Pacte de Marrakech : 3 intox sur l'engagement de la France

Pacte de Marrakech : 3 intox sur l'engagement de la France Le pacte de Marrakech, visant à favoriser des "migrations sûres, ordonnées et régulières", a été approuvé ce lundi au Maroc. Un pacte qui fait l'objet, notamment en France, de fausses informations relayées par ses détracteurs.

[Mis à jour le 10 décembre 2018 à 15h16] La conférence gouvernementale qui se tenait à Marrakech, où 150 délégations étaient présentes, a abouti ce lundi à l'adoption du pacte dit "de Marrakech", qui doit encore être ratifié le 19 décembre prochain lors de l'Assemblée générale des Nations unies. Il s'agit d'une étape importance vers l'objectif de "migrations sûres, ordonnées et régulières", selon ce que promet le texte, long de 41 pages remplies de 23 objectifs, consultables sur le site des Nations Unies.

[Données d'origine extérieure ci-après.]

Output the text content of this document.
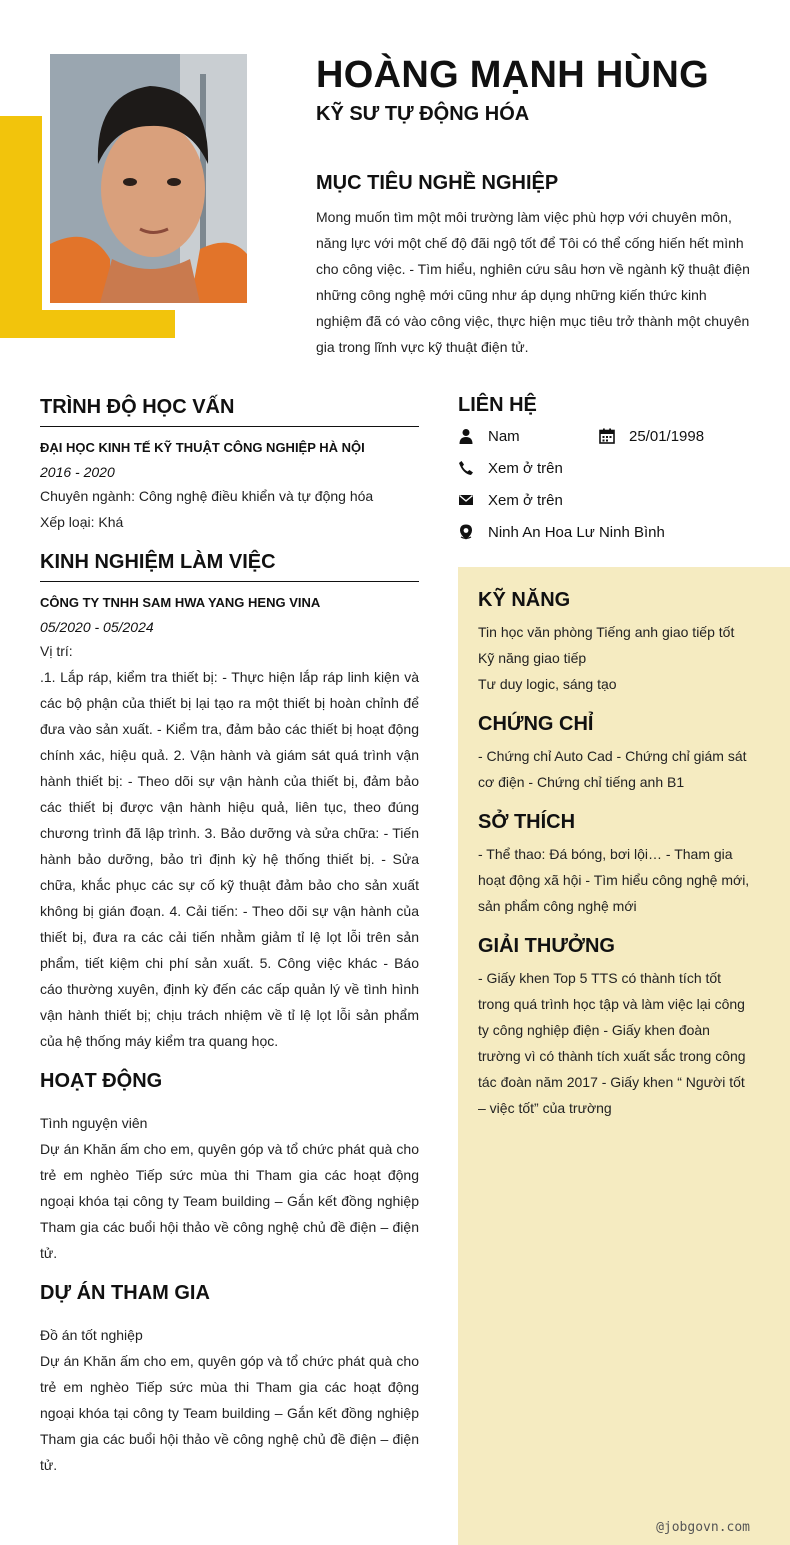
HOÀNG MẠNH HÙNG
KỸ SƯ TỰ ĐỘNG HÓA
MỤC TIÊU NGHỀ NGHIỆP
Mong muốn tìm một môi trường làm việc phù hợp với chuyên môn, năng lực với một chế độ đãi ngộ tốt để Tôi có thể cống hiến hết mình cho công việc. - Tìm hiểu, nghiên cứu sâu hơn về ngành kỹ thuật điện những công nghệ mới cũng như áp dụng những kiến thức kinh nghiệm đã có vào công việc, thực hiện mục tiêu trở thành một chuyên gia trong lĩnh vực kỹ thuật điện tử.
TRÌNH ĐỘ HỌC VẤN
ĐẠI HỌC KINH TẾ KỸ THUẬT CÔNG NGHIỆP HÀ NỘI
2016 - 2020
Chuyên ngành: Công nghệ điều khiển và tự động hóa
Xếp loại: Khá
KINH NGHIỆM LÀM VIỆC
CÔNG TY TNHH SAM HWA YANG HENG VINA
05/2020 - 05/2024
Vị trí:
.1. Lắp ráp, kiểm tra thiết bị: - Thực hiện lắp ráp linh kiện và các bộ phận của thiết bị lại tạo ra một thiết bị hoàn chỉnh để đưa vào sản xuất. - Kiểm tra, đảm bảo các thiết bị hoạt động chính xác, hiệu quả. 2. Vận hành và giám sát quá trình vận hành thiết bị: - Theo dõi sự vận hành của thiết bị, đảm bảo các thiết bị được vận hành hiệu quả, liên tục, theo đúng chương trình đã lập trình. 3. Bảo dưỡng và sửa chữa: - Tiến hành bảo dưỡng, bảo trì định kỳ hệ thống thiết bị. - Sửa chữa, khắc phục các sự cố kỹ thuật đảm bảo cho sản xuất không bị gián đoạn. 4. Cải tiến: - Theo dõi sự vận hành của thiết bị, đưa ra các cải tiến nhằm giảm tỉ lệ lọt lỗi trên sản phẩm, tiết kiệm chi phí sản xuất. 5. Công việc khác - Báo cáo thường xuyên, định kỳ đến các cấp quản lý về tình hình vận hành thiết bị; chịu trách nhiệm về tỉ lệ lọt lỗi sản phẩm của hệ thống máy kiểm tra quang học.
HOẠT ĐỘNG
Tình nguyện viên
Dự án Khăn ấm cho em, quyên góp và tổ chức phát quà cho trẻ em nghèo Tiếp sức mùa thi Tham gia các hoạt động ngoại khóa tại công ty Team building – Gắn kết đồng nghiệp Tham gia các buổi hội thảo về công nghệ chủ đề điện – điện tử.
DỰ ÁN THAM GIA
Đồ án tốt nghiệp
Dự án Khăn ấm cho em, quyên góp và tổ chức phát quà cho trẻ em nghèo Tiếp sức mùa thi Tham gia các hoạt động ngoại khóa tại công ty Team building – Gắn kết đồng nghiệp Tham gia các buổi hội thảo về công nghệ chủ đề điện – điện tử.
LIÊN HỆ
Nam	25/01/1998
Xem ở trên
Xem ở trên
Ninh An Hoa Lư Ninh Bình
KỸ NĂNG
Tin học văn phòng Tiếng anh giao tiếp tốt
Kỹ năng giao tiếp
Tư duy logic, sáng tạo
CHỨNG CHỈ
- Chứng chỉ Auto Cad - Chứng chỉ giám sát cơ điện - Chứng chỉ tiếng anh B1
SỞ THÍCH
- Thể thao: Đá bóng, bơi lội… - Tham gia hoạt động xã hội - Tìm hiểu công nghệ mới, sản phẩm công nghệ mới
GIẢI THƯỞNG
- Giấy khen Top 5 TTS có thành tích tốt trong quá trình học tập và làm việc lại công ty công nghiệp điện - Giấy khen đoàn trường vì có thành tích xuất sắc trong công tác đoàn năm 2017 - Giấy khen “ Người tốt – việc tốt” của trường
@jobgovn.com
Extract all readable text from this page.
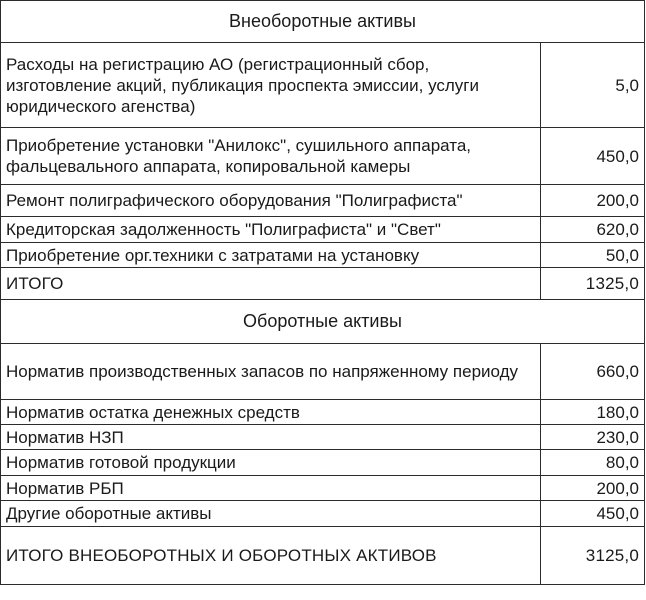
Внеоборотные активы	
Расходы на регистрацию АО (регистрационный сбор, изготовление акций, публикация проспекта эмиссии, услуги юридического агенства)	5,0
Приобретение установки "Анилокс", сушильного аппарата, фальцевального аппарата, копировальной камеры	450,0
Ремонт полиграфического оборудования "Полиграфиста"	200,0
Кредиторская задолженность "Полиграфиста" и "Свет"	620,0
Приобретение орг.техники с затратами на установку	50,0
ИТОГО	1325,0
Оборотные активы	
Норматив производственных запасов по напряженному периоду	660,0
Норматив остатка денежных средств	180,0
Норматив НЗП	230,0
Норматив готовой продукции	80,0
Норматив РБП	200,0
Другие оборотные активы	450,0
ИТОГО ВНЕОБОРОТНЫХ И ОБОРОТНЫХ АКТИВОВ	3125,0
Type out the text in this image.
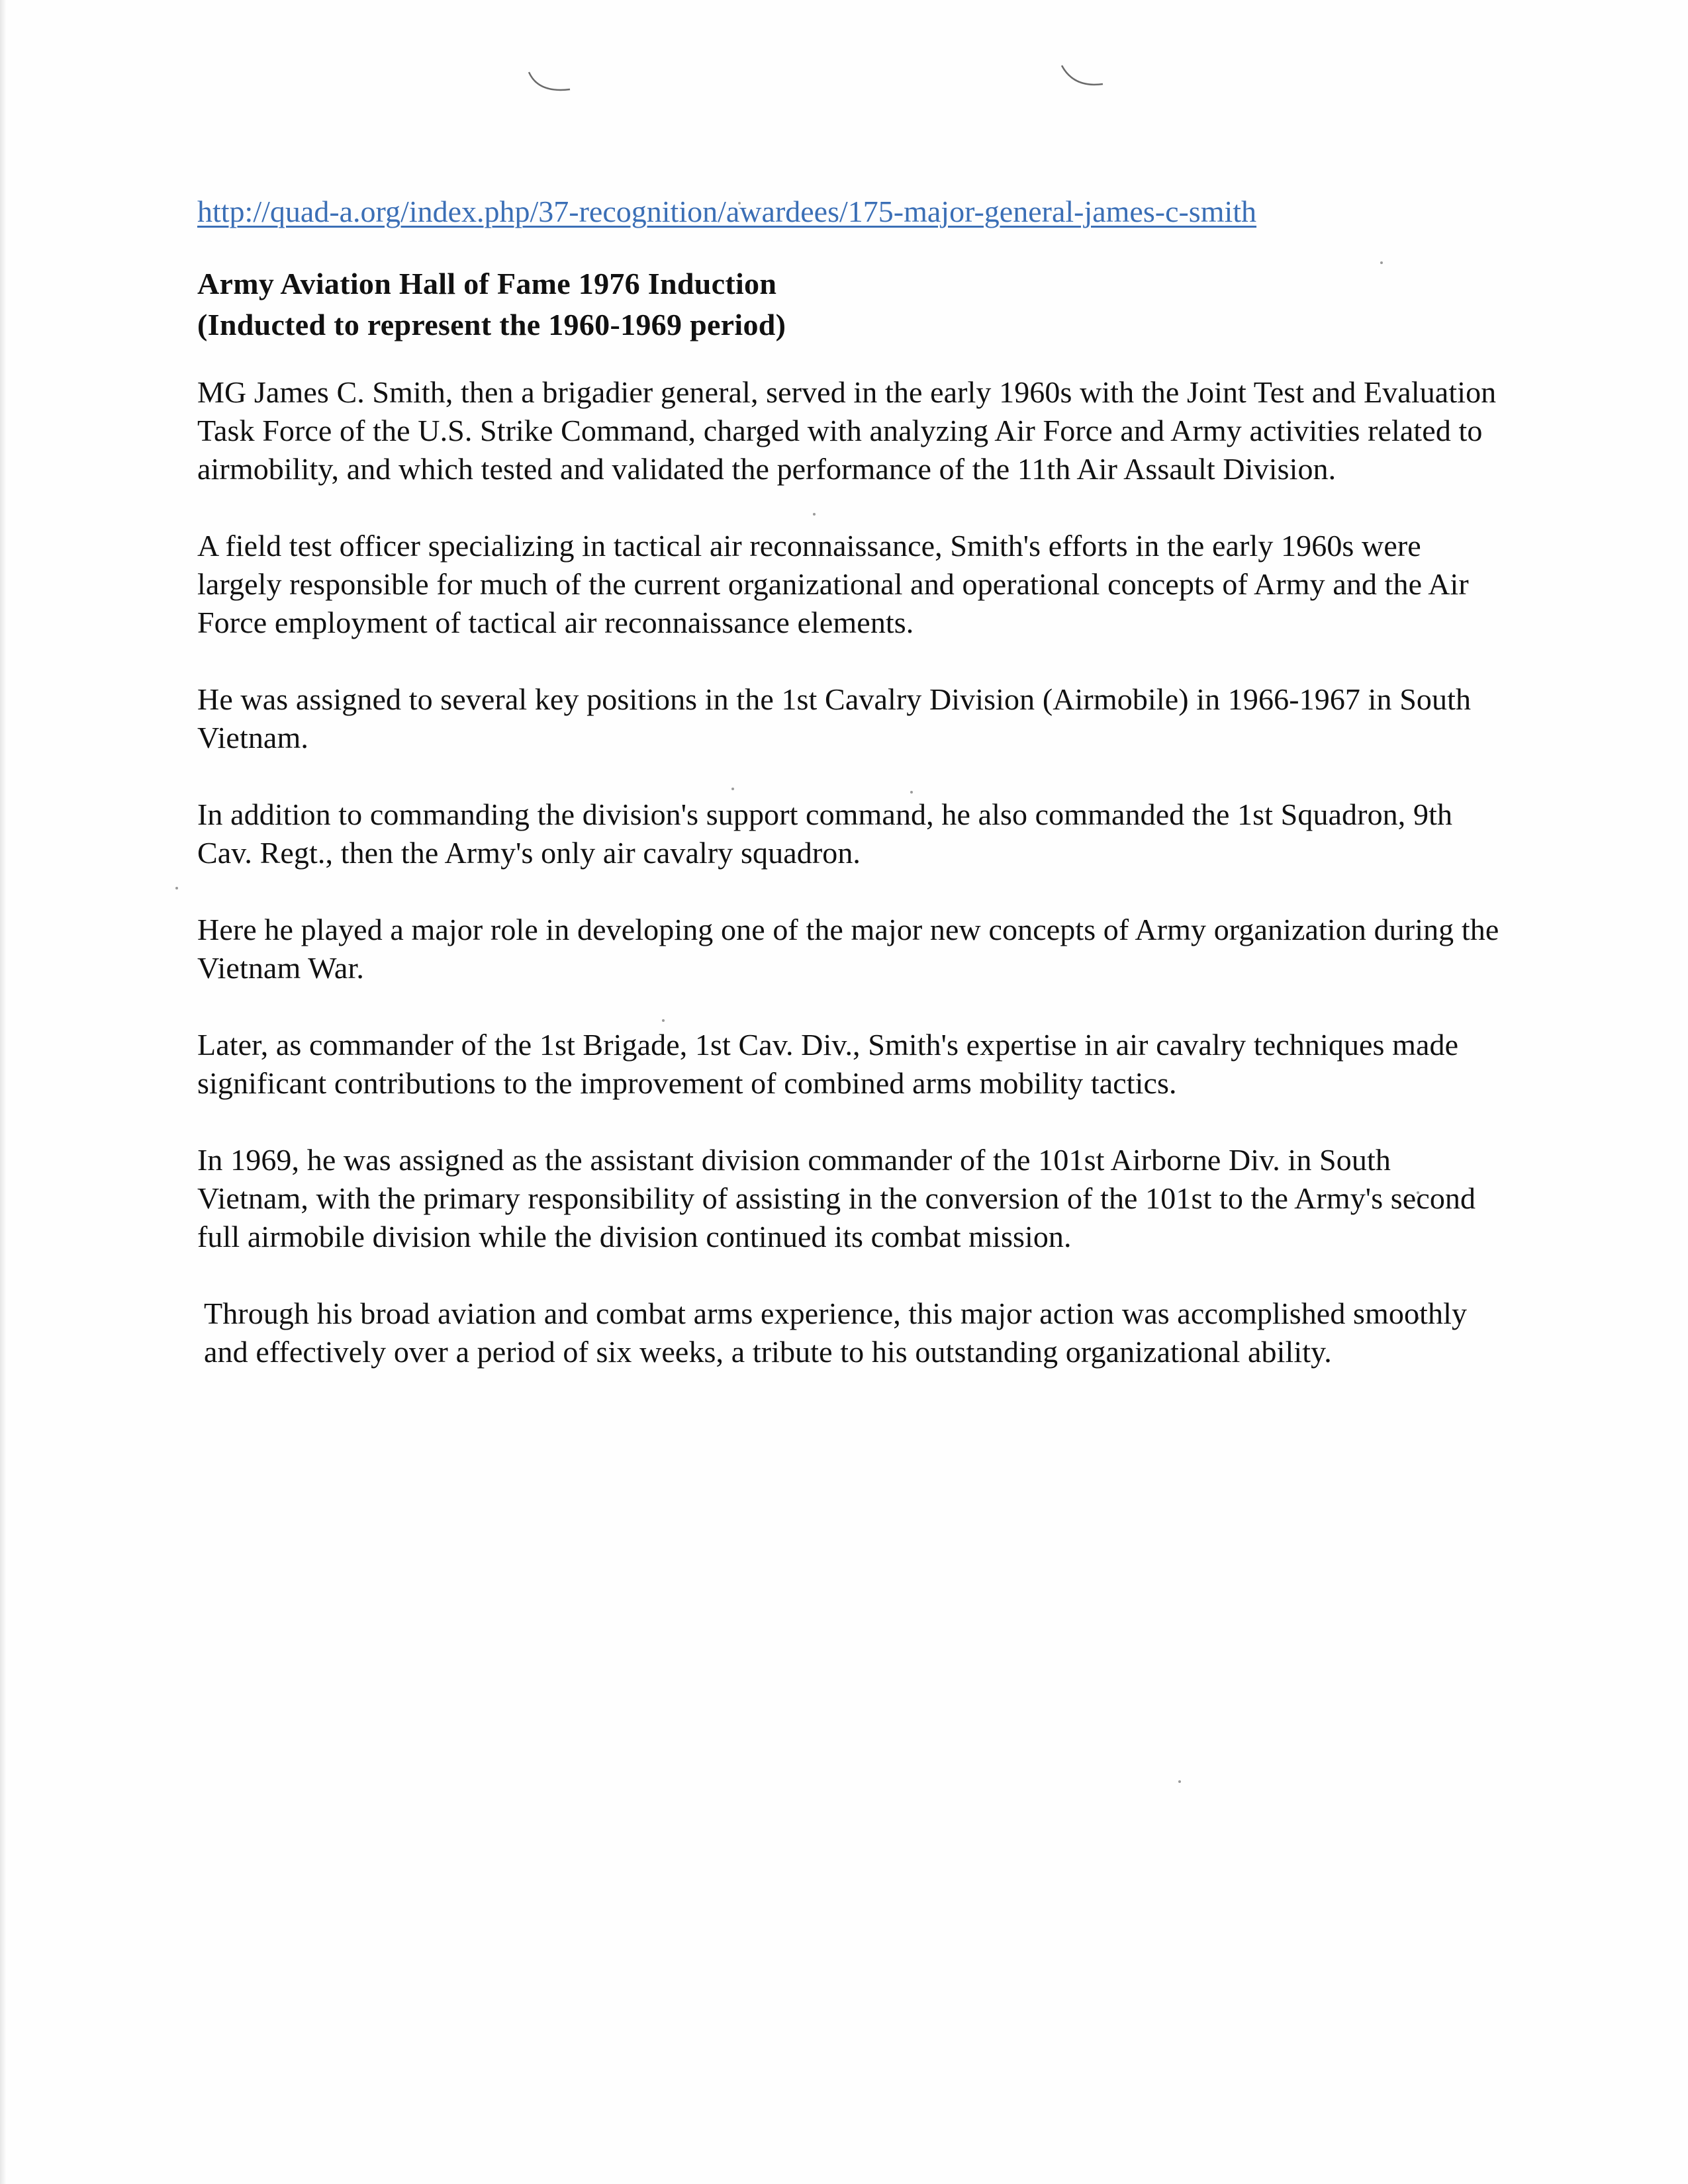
http://quad-a.org/index.php/37-recognition/awardees/175-major-general-james-c-smith
Army Aviation Hall of Fame 1976 Induction
(Inducted to represent the 1960-1969 period)

MG James C. Smith, then a brigadier general, served in the early 1960s with the Joint Test and Evaluation Task Force of the U.S. Strike Command, charged with analyzing Air Force and Army activities related to airmobility, and which tested and validated the performance of the 11th Air Assault Division.

A field test officer specializing in tactical air reconnaissance, Smith's efforts in the early 1960s were largely responsible for much of the current organizational and operational concepts of Army and the Air Force employment of tactical air reconnaissance elements.

He was assigned to several key positions in the 1st Cavalry Division (Airmobile) in 1966-1967 in South Vietnam.

In addition to commanding the division's support command, he also commanded the 1st Squadron, 9th Cav. Regt., then the Army's only air cavalry squadron.

Here he played a major role in developing one of the major new concepts of Army organization during the Vietnam War.

Later, as commander of the 1st Brigade, 1st Cav. Div., Smith's expertise in air cavalry techniques made significant contributions to the improvement of combined arms mobility tactics.

In 1969, he was assigned as the assistant division commander of the 101st Airborne Div. in South Vietnam, with the primary responsibility of assisting in the conversion of the 101st to the Army's second full airmobile division while the division continued its combat mission.

Through his broad aviation and combat arms experience, this major action was accomplished smoothly and effectively over a period of six weeks, a tribute to his outstanding organizational ability.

Mais malgré cette adoption, ce pacte de Marrakech possède de nombreux détracteurs, au point que des pays comme les Etats-Unis, la Pologne ou encore l'Australie ont fait savoir qu'il s'abstiendraient de le signer. La France compte aussi dans ses rangs des opposants à ce texte, qui redoutent - voire assurent - que le pays va perdre sa souveraineté, être obligé d'accueillir des migrants et que ces derniers, une fois en France, posséderaient tous les droits.

La France ne sera pas "obligée" d'accueillir plus de migrants

Trois affirmations fausses, au regard de ce contient et prévoit réellement le texte issu du pacte de Marrakech. Au sujet de la souveraineté, il est stipulé noir sur blanc que "le pacte mondial réaffirme le droit souverain des Etats de définir leurs politiques migratoires nationales et leur droit de gérer les migrations relevant de leur compétence, dans le respect du droit international". Il n'est donc pas question que les Nations Unies prennent le contrôle de la politique migratoire des pays signataires, comme cela est craint par certains, notamment en France.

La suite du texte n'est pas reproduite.